Die aktuelle Herdenleistung liegt im Durchschnitt bei 9793 kg Milch, 4,08 % Fett und 3,52 % Eiweiß. „Für mich gibt es keine andere Rasse als Fleckvieh. Sie vereint Leistung und Charakter, aber auch Fleisch und schönes Aussehen“, urteilt sie. Die 24-jährige freut sich über ihre bisherigen Erfolge. „Es hat sich auf jeden Fall gelohnt, dass ich bisher züchterisch so aktiv war. Das soll auch in Zukunft so bleiben“, meint sie.

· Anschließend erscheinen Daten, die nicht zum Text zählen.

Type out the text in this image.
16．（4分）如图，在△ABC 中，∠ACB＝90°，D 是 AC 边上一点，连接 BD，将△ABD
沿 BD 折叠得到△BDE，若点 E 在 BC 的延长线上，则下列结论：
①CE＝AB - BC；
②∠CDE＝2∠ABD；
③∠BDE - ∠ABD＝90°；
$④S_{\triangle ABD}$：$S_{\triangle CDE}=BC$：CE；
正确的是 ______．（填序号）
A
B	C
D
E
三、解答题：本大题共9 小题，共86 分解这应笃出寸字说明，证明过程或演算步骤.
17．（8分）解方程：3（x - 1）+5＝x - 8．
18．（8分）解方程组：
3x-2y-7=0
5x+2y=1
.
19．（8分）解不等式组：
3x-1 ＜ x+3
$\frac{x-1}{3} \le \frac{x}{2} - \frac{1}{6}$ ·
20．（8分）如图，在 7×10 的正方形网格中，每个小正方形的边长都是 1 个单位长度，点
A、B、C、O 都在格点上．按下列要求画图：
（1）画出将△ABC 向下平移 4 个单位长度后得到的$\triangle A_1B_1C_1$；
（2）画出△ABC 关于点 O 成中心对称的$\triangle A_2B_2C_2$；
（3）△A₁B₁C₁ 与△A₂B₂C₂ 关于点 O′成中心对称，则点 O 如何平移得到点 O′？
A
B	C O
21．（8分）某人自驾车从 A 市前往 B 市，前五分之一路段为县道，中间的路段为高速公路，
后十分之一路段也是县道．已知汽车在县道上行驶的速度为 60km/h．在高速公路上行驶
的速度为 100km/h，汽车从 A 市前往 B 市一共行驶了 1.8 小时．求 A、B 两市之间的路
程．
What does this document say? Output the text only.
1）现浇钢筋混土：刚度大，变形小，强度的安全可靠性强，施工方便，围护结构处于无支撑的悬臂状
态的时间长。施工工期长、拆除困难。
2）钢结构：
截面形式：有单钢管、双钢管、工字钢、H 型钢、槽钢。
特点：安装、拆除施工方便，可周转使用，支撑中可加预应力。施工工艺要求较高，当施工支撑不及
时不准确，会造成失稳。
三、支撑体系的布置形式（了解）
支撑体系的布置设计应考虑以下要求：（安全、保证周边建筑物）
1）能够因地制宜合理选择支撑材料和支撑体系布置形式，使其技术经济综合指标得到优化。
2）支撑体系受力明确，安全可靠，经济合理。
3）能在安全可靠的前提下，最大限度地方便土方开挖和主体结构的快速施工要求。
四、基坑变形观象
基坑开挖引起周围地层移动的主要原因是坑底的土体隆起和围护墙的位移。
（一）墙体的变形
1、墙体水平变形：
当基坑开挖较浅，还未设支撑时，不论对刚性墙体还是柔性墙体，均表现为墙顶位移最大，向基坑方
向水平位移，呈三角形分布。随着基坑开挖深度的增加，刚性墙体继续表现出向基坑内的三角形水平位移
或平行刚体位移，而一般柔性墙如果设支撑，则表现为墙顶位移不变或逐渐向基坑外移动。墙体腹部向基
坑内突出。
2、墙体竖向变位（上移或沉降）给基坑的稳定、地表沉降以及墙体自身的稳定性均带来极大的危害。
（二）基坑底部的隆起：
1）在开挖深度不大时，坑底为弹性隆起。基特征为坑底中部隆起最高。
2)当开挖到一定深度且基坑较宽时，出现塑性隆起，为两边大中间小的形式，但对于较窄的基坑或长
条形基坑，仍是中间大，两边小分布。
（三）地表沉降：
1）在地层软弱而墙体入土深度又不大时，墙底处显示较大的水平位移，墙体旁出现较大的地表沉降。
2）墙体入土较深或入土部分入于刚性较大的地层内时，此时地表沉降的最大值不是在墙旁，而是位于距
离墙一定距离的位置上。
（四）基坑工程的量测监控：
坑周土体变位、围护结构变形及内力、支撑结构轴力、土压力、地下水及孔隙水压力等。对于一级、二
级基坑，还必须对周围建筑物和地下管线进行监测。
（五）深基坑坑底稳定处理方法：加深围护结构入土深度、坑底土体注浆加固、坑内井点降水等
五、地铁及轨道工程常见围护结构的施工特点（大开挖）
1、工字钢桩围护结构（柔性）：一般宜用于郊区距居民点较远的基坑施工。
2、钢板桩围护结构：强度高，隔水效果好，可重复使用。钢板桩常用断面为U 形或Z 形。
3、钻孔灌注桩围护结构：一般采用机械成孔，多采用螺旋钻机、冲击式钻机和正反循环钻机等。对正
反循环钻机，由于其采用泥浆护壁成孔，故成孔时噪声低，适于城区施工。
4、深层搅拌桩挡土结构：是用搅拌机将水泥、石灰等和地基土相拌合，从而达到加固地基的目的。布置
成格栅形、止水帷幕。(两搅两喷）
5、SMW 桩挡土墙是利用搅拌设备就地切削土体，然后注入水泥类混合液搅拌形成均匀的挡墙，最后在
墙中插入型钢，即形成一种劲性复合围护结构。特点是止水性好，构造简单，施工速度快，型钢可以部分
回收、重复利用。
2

Ihr Ziel: weiterhin Leistung, Robustheit und Exterieur in der Herde sowie die typisierten Zahlen der weiblichen Nachzucht verbessern. „Denn Luft nach oben gibt es immer“, sagt sie schmunzelnd. Das i-Tüpferl wäre, wenn dabei ein männliches Tier an der Besamungsstation aus unserem Stall zur Spitze gehören würde“. Alles in allem wünscht sich die Jungzüchterin, weiterhin in der Landwirtschaft zu bleiben und den Betrieb zu einem zukunftsfähigen Unternehmen weiter zu entwickeln. „Dabei sind für mich die Tiere von großer Bedeutung“, betont sie.